My next major issues is the use of the term "dusting." It makes no sense. There is no such thing as a dusting of chest hair, unless we are going with what my dad had after the first round of chemo where there was still chest hair everywhere just less of it. And i would like to say that in no way was that attractive. Just take my word on this one.

My favorite is that many authors simply never address the chest hair, it just doesnt come up. Sure i know every other detail of the clothing, house, hair and eye color of the main characters but no mention of chest hair. This i dont understand either, seeing as i have to endure a detailed description of everything and every one.

The real point here is that chest hair is not sexy to look at, it feels nice in a weird "cave woman" type of way. It does, its hard to explain but is one of those weird ingrained things in the back of a womans brain i think.

Bottomline: Chest hair has no place in romance novels.

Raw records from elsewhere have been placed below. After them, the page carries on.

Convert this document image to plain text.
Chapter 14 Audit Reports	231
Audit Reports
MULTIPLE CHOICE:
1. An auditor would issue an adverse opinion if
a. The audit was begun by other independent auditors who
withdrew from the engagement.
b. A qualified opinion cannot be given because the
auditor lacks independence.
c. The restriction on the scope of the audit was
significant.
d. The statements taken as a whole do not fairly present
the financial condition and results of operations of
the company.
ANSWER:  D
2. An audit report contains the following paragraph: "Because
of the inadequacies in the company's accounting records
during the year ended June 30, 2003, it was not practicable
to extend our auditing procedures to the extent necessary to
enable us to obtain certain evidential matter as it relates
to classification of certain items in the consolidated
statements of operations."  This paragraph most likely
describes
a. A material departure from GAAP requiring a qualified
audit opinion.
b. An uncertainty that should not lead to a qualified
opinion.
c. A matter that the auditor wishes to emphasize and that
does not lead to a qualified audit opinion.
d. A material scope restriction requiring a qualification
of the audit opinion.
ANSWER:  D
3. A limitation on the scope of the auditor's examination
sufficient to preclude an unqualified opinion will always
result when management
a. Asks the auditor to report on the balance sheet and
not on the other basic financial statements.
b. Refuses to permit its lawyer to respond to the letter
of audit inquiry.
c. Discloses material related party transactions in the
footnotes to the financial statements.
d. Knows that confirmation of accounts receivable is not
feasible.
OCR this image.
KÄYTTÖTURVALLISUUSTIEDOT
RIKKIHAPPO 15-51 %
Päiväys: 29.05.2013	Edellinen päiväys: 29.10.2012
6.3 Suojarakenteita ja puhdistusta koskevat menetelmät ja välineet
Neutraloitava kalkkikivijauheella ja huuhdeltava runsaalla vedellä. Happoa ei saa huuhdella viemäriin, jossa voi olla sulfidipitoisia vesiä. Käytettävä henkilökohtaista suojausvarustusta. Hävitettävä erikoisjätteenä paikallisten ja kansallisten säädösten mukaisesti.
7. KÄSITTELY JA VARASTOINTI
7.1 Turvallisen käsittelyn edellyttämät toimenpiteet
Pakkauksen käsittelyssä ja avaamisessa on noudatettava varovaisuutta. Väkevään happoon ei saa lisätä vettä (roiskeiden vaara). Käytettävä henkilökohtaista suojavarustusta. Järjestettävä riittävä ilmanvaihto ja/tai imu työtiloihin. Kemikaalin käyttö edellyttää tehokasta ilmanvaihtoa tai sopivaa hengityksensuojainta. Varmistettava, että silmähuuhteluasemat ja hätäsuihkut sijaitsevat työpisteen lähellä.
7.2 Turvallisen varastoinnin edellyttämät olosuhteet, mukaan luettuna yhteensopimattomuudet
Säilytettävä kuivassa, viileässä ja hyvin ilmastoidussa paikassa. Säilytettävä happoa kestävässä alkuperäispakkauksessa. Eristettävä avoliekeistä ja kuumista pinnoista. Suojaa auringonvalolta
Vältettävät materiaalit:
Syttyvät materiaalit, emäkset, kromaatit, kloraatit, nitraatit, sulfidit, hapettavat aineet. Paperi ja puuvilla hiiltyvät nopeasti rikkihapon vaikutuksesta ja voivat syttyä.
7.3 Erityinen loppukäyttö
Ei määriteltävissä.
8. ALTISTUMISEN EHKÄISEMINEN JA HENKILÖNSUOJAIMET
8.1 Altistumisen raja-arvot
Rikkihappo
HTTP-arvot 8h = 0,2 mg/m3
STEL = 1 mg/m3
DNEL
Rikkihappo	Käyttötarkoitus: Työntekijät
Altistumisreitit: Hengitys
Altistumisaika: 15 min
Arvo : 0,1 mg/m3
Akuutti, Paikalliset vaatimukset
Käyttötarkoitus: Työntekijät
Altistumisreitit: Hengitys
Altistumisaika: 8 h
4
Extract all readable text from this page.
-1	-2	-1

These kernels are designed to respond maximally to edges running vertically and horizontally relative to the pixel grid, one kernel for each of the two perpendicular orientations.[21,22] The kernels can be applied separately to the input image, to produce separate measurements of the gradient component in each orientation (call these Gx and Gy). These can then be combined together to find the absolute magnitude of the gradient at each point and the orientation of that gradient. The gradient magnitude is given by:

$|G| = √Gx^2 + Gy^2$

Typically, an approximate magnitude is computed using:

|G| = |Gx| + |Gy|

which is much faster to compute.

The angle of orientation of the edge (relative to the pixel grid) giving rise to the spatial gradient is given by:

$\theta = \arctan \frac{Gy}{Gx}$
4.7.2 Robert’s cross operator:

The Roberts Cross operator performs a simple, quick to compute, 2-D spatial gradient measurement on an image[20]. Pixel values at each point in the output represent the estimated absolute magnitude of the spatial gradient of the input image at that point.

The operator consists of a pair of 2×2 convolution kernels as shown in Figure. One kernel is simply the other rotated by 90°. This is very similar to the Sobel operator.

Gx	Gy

Tune in next time to ear about the issue with clothing choices.

1 comment:

  1. I find chest hair HAWT, but you're totally right: It has no place in romance. (For evidence see the cover models flashing their mantitties waxed to a baby's bottom sheen.)

    John Agin recommended your blog to me; he knows me too well. I see you're way into paranormal and urban fantasy; I gravitate towards contemporaries myself, but really I'll read anything and everything. (No, seriously. Everything.)

    I really look forward to hearing more about what you're reading!